Detalle de la portada de 'La espera' (Garbuix Books)

En 2015 Mario Trigo (Torrelavega, 1980), recibió un encargo de la revista de viajes para la que trabajaba (Altair Magazine), para viajar a Riaño (León) e intentar documentar la vida de una camada de lobos en libertad. Un viaje que se ha convertido en la apasionante novela gráfica La espera (Garbuix Books), que explora la relación entre los humanos y el lobo desde todas las perspectivas posibles.

“El objetivo inicial era hacer un artículo corto con alguna ilustración –nos comenta Mario-. Pero con el tiempo me di cuenta de que esa observación del lobo funcionaba como un cruce de caminos que iba más allá de la simple descripción del viaje, por interesante o educativa que pudiera ser”.

“Por un lado –afirma-, estaba la observación en sí, ese modo de acercarse a la naturaleza. También la cuestión de la herencia cultural del lobo y de nuestra relación con él, de cómo forma parte de nuestro imaginario cultural desde muy pronto.

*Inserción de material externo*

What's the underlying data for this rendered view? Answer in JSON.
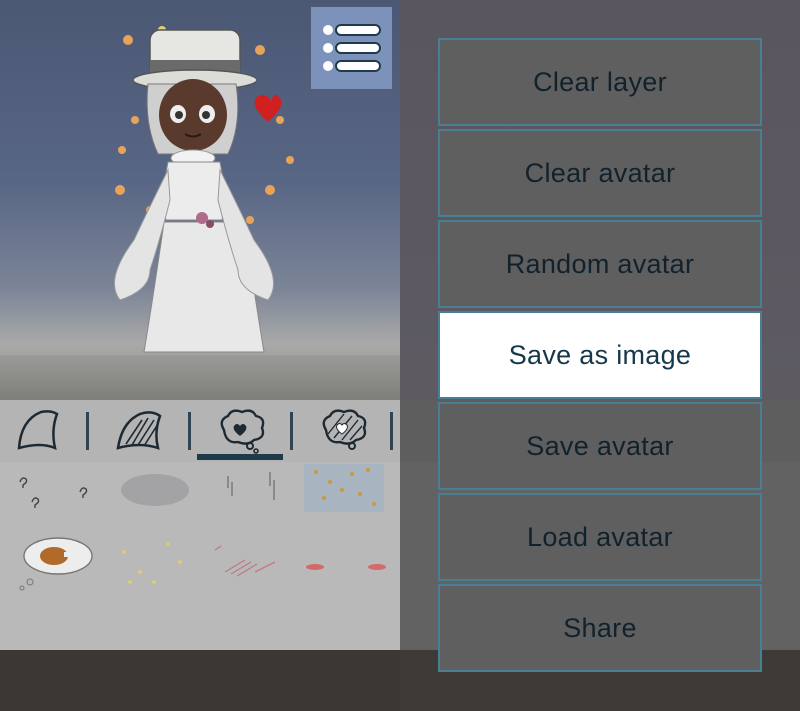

De hecho, una de las claves de nuestra relación con él lobo, y casi una condena para él es cómo le hemos dotado de una enorme carga cultural, cómo lo hemos convertido en el malo de los cuentos, que condiciona cómo lo tratamos”.

“Por otra parte –añade Mario-, en el cómic hay una parte más realista o periodística, en la que analizo la llamada “guerra del lobo”, ese juego a tres bandas entre cazadores, ecologistas, ganaderos y las instituciones. ¿Cómo se protege o no se protege al lobo? ¿Quién tiene razón o no en las medidas que se toman?”.

Página de 'La espera' (Garbuix Books)

“Y no podemos olvidar el escenario dónde se sitúa la historia –continúa el autor-. Ese Riaño Nuevo que se construyó en los ochenta, porque el Riaño Antiguo fue inundado por el embalse, junto a otros ocho pueblos. Un proyecto que estuvo pendiendo como la espada de Damocles sobre la cabeza del pueblo de Riaño durante casi un siglo: en la Segunda República, con el franquismo y con la democracia. Y finalmente se ejecutó de un modo muy traumático, con desalojos forzados, con la Guardia Civil tomando al pueblo, con una gran propuesta de protesta del movimiento ecologista… Esa también es una historia muy potente”.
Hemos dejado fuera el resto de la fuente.